En définitive, Mme Z, responsable relations scientifiques, supérieure hiérarchique de Mme X, a repris la gestion du dossier et la manifestation s’est tenue dans un autre établissement.

Mme X n’a pas géré le dossier de l’organisation de l’amicale ACEP du 18 novembre 2010 (hôtel Lutetia) avec toute la rigueur nécessaire, en présentant une proposition dépassant les normes DMOS, en indiquant au service achats que le service DMOS était 'OK’ alors qu’il avait exprimé de sérieuses réserves, en ne vérifiant pas l’exactitude des prix indiqués par le prestataire et en ne respectant pas les délais prescrits.

Il est encore reproché à Mme X d’avoir proposé des lieux onéreux dépassant le cadre DMOS à l’occasion de l’organisation de l’amicale SCOP du 1er décembre 2010 et de l’amicale de l’amicale ACPR du 16 décembre 2010.

Il est établi que Mme X a soumis un devis du 15 novembre 2010 du Sofitel Paris Arc de Triomphe proposant une location de salle au prix de 2 000 €. Selon devis en date du 1er décembre, ce prix a pu être ramené à 1 500 €, après intervention du service achats selon l’employeur.

Ces derniers faits sont postérieurs à un courriel du 21 octobre 2010 de Mme A, responsable DMOS, indiquant à Mme X que les locations de salle devaient être d’un montant de 500 à 1 000 euros.

Il est constant que par courrier du 9 juillet 2009, Mme X avait été alertée par sa supérieure hiérarchique directe sur un certain nombre de dysfonctionnements dans son travail (retards fréquents à des réunions, carences dans la mise en oeuvre des activités et la coordination des opérations avec le terrain, insuffisance du reporting, retards dans l’exécution du travail) et que le 19 novembre 2009, elle s’était vue délivrer un avertissement motivé par divers manquements (non respect du reporting d’activité concernant les experts en cardiologie et les visites auprès d’eux, manque d’anticipation dans l’organisation de réunions régionales auprès du collège national des cardiologues, mauvaise coordination avec les équipes locales, retards…).

Il résulte de l’ensemble de ces éléments, sans qu’il soit nécessaire d’examiner le surplus des griefs énoncés, que le licenciement de Mme X, prononcé pour cause réelle et sérieuse, est justifié. Le jugement déféré sera confirmé sur ce point et Mme X déboutée de ses demandes indemnitaires, en ce compris celle relative à la réparation d’un préjudice moral résultant des circonstances humiliantes du licenciement, lesquelles ne sont pas démontrées.

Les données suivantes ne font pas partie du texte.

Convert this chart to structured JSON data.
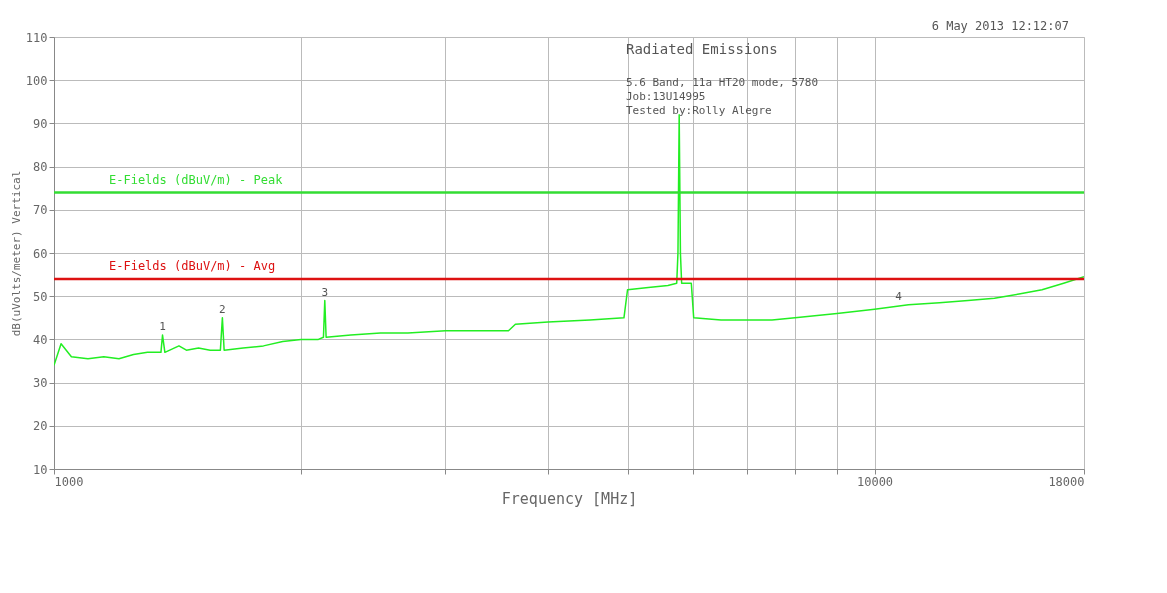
{
  "chart_data": {
    "type": "line",
    "xlabel": "Frequency [MHz]",
    "ylabel": "dB(uVolts/meter) Vertical",
    "log": "x",
    "xlim": [
      1000,
      18000
    ],
    "xticks": [
      1000,
      {
        "value": 2000,
        "label": null
      },
      {
        "value": 3000,
        "label": null
      },
      {
        "value": 4000,
        "label": null
      },
      {
        "value": 5000,
        "label": null
      },
      {
        "value": 6000,
        "label": null
      },
      {
        "value": 7000,
        "label": null
      },
      {
        "value": 8000,
        "label": null
      },
      {
        "value": 9000,
        "label": null
      },
      10000,
      18000
    ],
    "ylim": [
      10,
      110
    ],
    "yticks": [
      10,
      20,
      30,
      40,
      50,
      60,
      70,
      80,
      90,
      100,
      110
    ],
    "grid": true,
    "marker": "none",
    "line_style": "solid",
    "series": [
      {
        "color": "#22ee22",
        "x": [
          1000,
          1020,
          1050,
          1100,
          1150,
          1200,
          1250,
          1300,
          1350,
          1356,
          1365,
          1420,
          1450,
          1500,
          1550,
          1595,
          1604,
          1612,
          1700,
          1800,
          1900,
          2000,
          2100,
          2130,
          2138,
          2146,
          2300,
          2500,
          2700,
          3000,
          3300,
          3580,
          3650,
          4000,
          4500,
          4950,
          5000,
          5300,
          5600,
          5740,
          5760,
          5780,
          5800,
          5820,
          5900,
          5980,
          6020,
          6500,
          7000,
          7500,
          8000,
          9000,
          10000,
          11000,
          12000,
          13000,
          14000,
          15000,
          16000,
          17000,
          18000
        ],
        "values": [
          34,
          39,
          36,
          35.5,
          36,
          35.5,
          36.5,
          37,
          37,
          41,
          37,
          38.5,
          37.5,
          38,
          37.5,
          37.5,
          45,
          37.5,
          38,
          38.5,
          39.5,
          40,
          40,
          40.5,
          49,
          40.5,
          41,
          41.5,
          41.5,
          42,
          42,
          42,
          43.5,
          44,
          44.5,
          45,
          51.5,
          52,
          52.5,
          53,
          60,
          92,
          60,
          53,
          53,
          53,
          45,
          44.5,
          44.5,
          44.5,
          45,
          46,
          47,
          48,
          48.5,
          49,
          49.5,
          50.5,
          51.5,
          53,
          54.5
        ]
      }
    ],
    "ref_lines": [
      {
        "axis": "y",
        "value": 74,
        "label": "E-Fields (dBuV/m) - Peak",
        "color": "#33dd33"
      },
      {
        "axis": "y",
        "value": 54,
        "label": "E-Fields (dBuV/m) - Avg",
        "color": "#dd1111"
      }
    ],
    "annotations": [
      "6 May 2013   12:12:07",
      "Radiated Emissions",
      "5.6 Band, 11a HT20 mode, 5780",
      "Job:13U14995",
      "Tested by:Rolly Alegre",
      {
        "text": "1",
        "x": 1356,
        "y": 41
      },
      {
        "text": "2",
        "x": 1604,
        "y": 45
      },
      {
        "text": "3",
        "x": 2138,
        "y": 49
      },
      {
        "text": "4",
        "x": 10700,
        "y": 48
      }
    ]
  }
}
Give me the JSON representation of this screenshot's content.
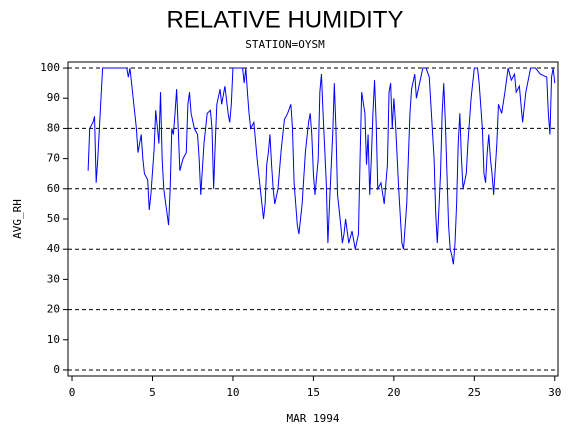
{
  "chart_data": {
    "type": "line",
    "title": "RELATIVE HUMIDITY",
    "subtitle": "STATION=OYSM",
    "x_label": "MAR 1994",
    "y_label": "AVG_RH",
    "color": "#0000ff",
    "xlim": [
      -0.25,
      30.2
    ],
    "ylim": [
      -2,
      102
    ],
    "xticks": [
      0,
      5,
      10,
      15,
      20,
      25,
      30
    ],
    "yticks": [
      0,
      10,
      20,
      30,
      40,
      50,
      60,
      70,
      80,
      90,
      100
    ],
    "grid_lines": [
      0,
      20,
      40,
      60,
      80,
      100
    ],
    "x": [
      1.0,
      1.1,
      1.3,
      1.4,
      1.5,
      1.6,
      1.7,
      1.8,
      1.9,
      2.5,
      3.4,
      3.5,
      3.6,
      3.7,
      3.9,
      4.0,
      4.1,
      4.3,
      4.4,
      4.5,
      4.7,
      4.8,
      4.9,
      5.1,
      5.2,
      5.4,
      5.5,
      5.6,
      5.7,
      5.9,
      6.0,
      6.1,
      6.2,
      6.3,
      6.4,
      6.5,
      6.6,
      6.7,
      6.9,
      7.1,
      7.2,
      7.3,
      7.4,
      7.6,
      7.8,
      7.9,
      8.0,
      8.2,
      8.4,
      8.6,
      8.7,
      8.8,
      8.9,
      9.0,
      9.2,
      9.3,
      9.5,
      9.7,
      9.8,
      9.9,
      10.0,
      10.6,
      10.7,
      10.8,
      10.9,
      11.0,
      11.1,
      11.3,
      11.5,
      11.7,
      11.9,
      12.0,
      12.1,
      12.2,
      12.3,
      12.4,
      12.5,
      12.6,
      12.8,
      13.0,
      13.2,
      13.4,
      13.6,
      13.7,
      13.8,
      14.0,
      14.1,
      14.3,
      14.5,
      14.7,
      14.8,
      14.9,
      15.0,
      15.1,
      15.3,
      15.4,
      15.5,
      15.6,
      15.8,
      15.9,
      16.0,
      16.2,
      16.3,
      16.4,
      16.5,
      16.7,
      16.8,
      16.9,
      17.0,
      17.2,
      17.4,
      17.6,
      17.8,
      17.9,
      18.0,
      18.2,
      18.3,
      18.4,
      18.5,
      18.6,
      18.7,
      18.8,
      18.9,
      19.0,
      19.2,
      19.4,
      19.6,
      19.7,
      19.8,
      19.9,
      20.0,
      20.1,
      20.3,
      20.5,
      20.6,
      20.8,
      20.9,
      21.0,
      21.1,
      21.3,
      21.4,
      21.6,
      21.8,
      22.0,
      22.2,
      22.3,
      22.5,
      22.6,
      22.7,
      22.9,
      23.0,
      23.1,
      23.2,
      23.3,
      23.4,
      23.5,
      23.6,
      23.7,
      23.8,
      23.9,
      24.0,
      24.1,
      24.2,
      24.3,
      24.5,
      24.6,
      24.8,
      25.0,
      25.2,
      25.3,
      25.5,
      25.6,
      25.7,
      25.8,
      25.9,
      26.0,
      26.1,
      26.2,
      26.4,
      26.5,
      26.7,
      26.9,
      27.1,
      27.3,
      27.5,
      27.6,
      27.8,
      27.9,
      28.0,
      28.2,
      28.5,
      28.8,
      29.1,
      29.5,
      29.6,
      29.7,
      29.8,
      29.9,
      30.0
    ],
    "values": [
      66,
      80,
      82,
      84,
      62,
      70,
      80,
      90,
      100,
      100,
      100,
      97,
      100,
      95,
      85,
      80,
      72,
      78,
      70,
      65,
      63,
      53,
      58,
      73,
      86,
      75,
      92,
      70,
      60,
      52,
      48,
      60,
      80,
      78,
      85,
      93,
      80,
      66,
      70,
      72,
      88,
      92,
      85,
      80,
      78,
      70,
      58,
      75,
      85,
      86,
      80,
      60,
      75,
      88,
      93,
      88,
      94,
      85,
      82,
      88,
      100,
      100,
      95,
      100,
      92,
      85,
      80,
      82,
      70,
      60,
      50,
      55,
      68,
      72,
      78,
      68,
      60,
      55,
      60,
      73,
      83,
      85,
      88,
      80,
      62,
      48,
      45,
      55,
      72,
      82,
      85,
      78,
      65,
      58,
      70,
      92,
      98,
      85,
      62,
      42,
      55,
      78,
      95,
      80,
      58,
      48,
      42,
      45,
      50,
      42,
      46,
      40,
      45,
      70,
      92,
      85,
      68,
      78,
      58,
      70,
      85,
      96,
      82,
      60,
      62,
      55,
      68,
      92,
      95,
      80,
      90,
      82,
      60,
      42,
      40,
      55,
      70,
      85,
      93,
      98,
      90,
      95,
      100,
      100,
      97,
      88,
      70,
      52,
      42,
      65,
      85,
      95,
      82,
      65,
      48,
      40,
      38,
      35,
      42,
      55,
      75,
      85,
      70,
      60,
      65,
      75,
      90,
      100,
      100,
      95,
      80,
      65,
      62,
      72,
      78,
      70,
      65,
      58,
      75,
      88,
      85,
      92,
      100,
      96,
      98,
      92,
      94,
      88,
      82,
      92,
      100,
      100,
      98,
      97,
      85,
      78,
      97,
      100,
      95
    ]
  }
}
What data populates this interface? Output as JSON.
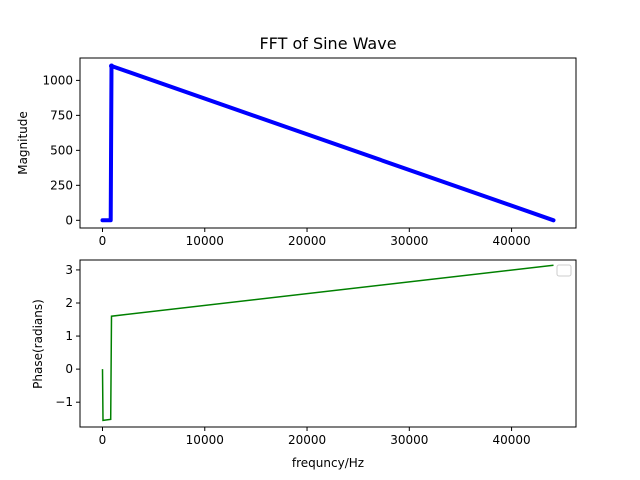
{
  "chart_data": [
    {
      "type": "line",
      "title": "FFT of Sine Wave",
      "xlabel": "",
      "ylabel": "Magnitude",
      "xlim": [
        -2200,
        46300
      ],
      "ylim": [
        -55,
        1160
      ],
      "xticks": [
        0,
        10000,
        20000,
        30000,
        40000
      ],
      "xtick_labels": [
        "0",
        "10000",
        "20000",
        "30000",
        "40000"
      ],
      "yticks": [
        0,
        250,
        500,
        750,
        1000
      ],
      "ytick_labels": [
        "0",
        "250",
        "500",
        "750",
        "1000"
      ],
      "grid": false,
      "marker": "dot",
      "color": "#0000ff",
      "series": [
        {
          "x": [
            0,
            800,
            880,
            44100
          ],
          "y": [
            0,
            0,
            1103,
            0
          ]
        }
      ]
    },
    {
      "type": "line",
      "title": "",
      "xlabel": "frequncy/Hz",
      "ylabel": "Phase(radians)",
      "xlim": [
        -2200,
        46300
      ],
      "ylim": [
        -1.75,
        3.3
      ],
      "xticks": [
        0,
        10000,
        20000,
        30000,
        40000
      ],
      "xtick_labels": [
        "0",
        "10000",
        "20000",
        "30000",
        "40000"
      ],
      "yticks": [
        -1,
        0,
        1,
        2,
        3
      ],
      "ytick_labels": [
        "−1",
        "0",
        "1",
        "2",
        "3"
      ],
      "grid": false,
      "legend": "top-right",
      "color": "#008000",
      "series": [
        {
          "x": [
            0,
            50,
            800,
            880,
            44100
          ],
          "y": [
            0,
            -1.55,
            -1.52,
            1.6,
            3.14
          ]
        }
      ]
    }
  ]
}
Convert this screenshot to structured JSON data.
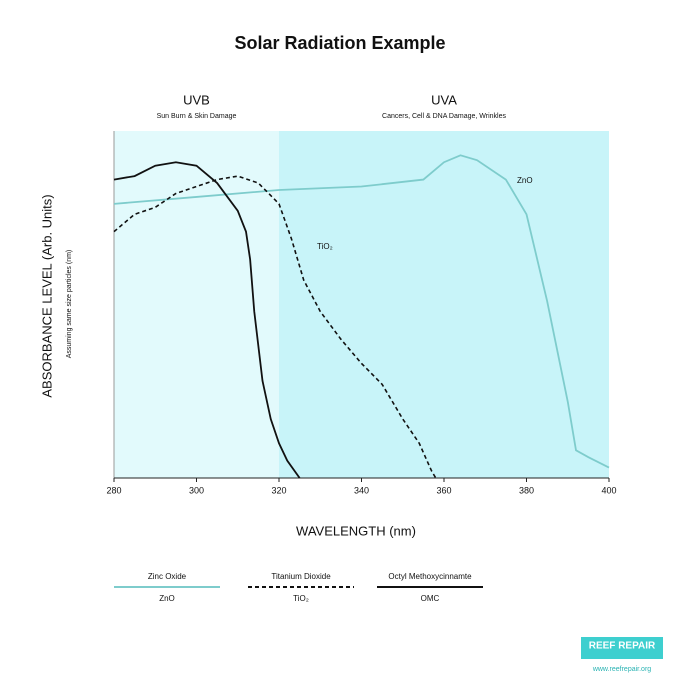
{
  "chart_data": {
    "type": "line",
    "title": "Solar Radiation Example",
    "x_label": "WAVELENGTH (nm)",
    "y_label": "ABSORBANCE LEVEL (Arb. Units)",
    "y_sublabel": "Assuming same size particles (nm)",
    "xlim": [
      280,
      400
    ],
    "xticks": [
      280,
      300,
      320,
      340,
      360,
      380,
      400
    ],
    "ylim": [
      0,
      100
    ],
    "regions": [
      {
        "name": "UVB",
        "subtitle": "Sun Burn & Skin Damage",
        "range": [
          280,
          320
        ],
        "color": "#e2fafc"
      },
      {
        "name": "UVA",
        "subtitle": "Cancers, Cell & DNA Damage, Wrinkles",
        "range": [
          320,
          400
        ],
        "color": "#c8f4f9"
      }
    ],
    "series": [
      {
        "name": "Zinc Oxide",
        "label": "ZnO",
        "color": "#7ecccc",
        "dashed": false,
        "x": [
          280,
          300,
          320,
          340,
          355,
          360,
          364,
          368,
          375,
          380,
          385,
          390,
          392,
          395,
          400
        ],
        "y": [
          79,
          81,
          83,
          84,
          86,
          91,
          93,
          91.6,
          86,
          76,
          51,
          22,
          8,
          6,
          3
        ]
      },
      {
        "name": "Titanium Dioxide",
        "label": "TiO₂",
        "color": "#111111",
        "dashed": true,
        "x": [
          280,
          285,
          290,
          295,
          300,
          305,
          310,
          315,
          320,
          323,
          326,
          330,
          335,
          340,
          345,
          350,
          354,
          357,
          358
        ],
        "y": [
          71,
          76,
          78,
          82,
          84,
          86,
          87,
          85,
          79,
          69,
          57,
          48,
          40,
          33,
          27,
          17,
          10,
          2,
          0
        ]
      },
      {
        "name": "Octyl Methoxycinnamte",
        "label": "OMC",
        "color": "#111111",
        "dashed": false,
        "x": [
          280,
          285,
          290,
          295,
          300,
          305,
          310,
          312,
          313,
          314,
          316,
          318,
          320,
          322,
          325
        ],
        "y": [
          86,
          87,
          90,
          91,
          90,
          85,
          77,
          71,
          63,
          48,
          28,
          17,
          10,
          5,
          0
        ]
      }
    ],
    "footer": {
      "brand": "REEF REPAIR",
      "url": "www.reefrepair.org"
    }
  }
}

Sur les dépens et les frais non compris dans les dépens

Succombant en son recours, Mme X sera condamnée aux dépens d’appel et gardera à sa charge les frais non compris dans les dépens qu’elle a exposés à l’occasion de la présente instance, les dispositions prises sur les dépens et les frais irrépétibles de première instance étant confirmées.

Il y a lieu, en équité, de laisser à la société BOERHINGER INGELHEIM FRANCE la charge de ses frais non compris dans les dépens.

PAR CES MOTIFS

LA COUR

Confirme le jugement déféré en toutes ses dispositions,

Y ajoutant,

Condamne Mme X aux dépens d’appel,

Déboute les parties de leurs demandes plus amples ou contraires.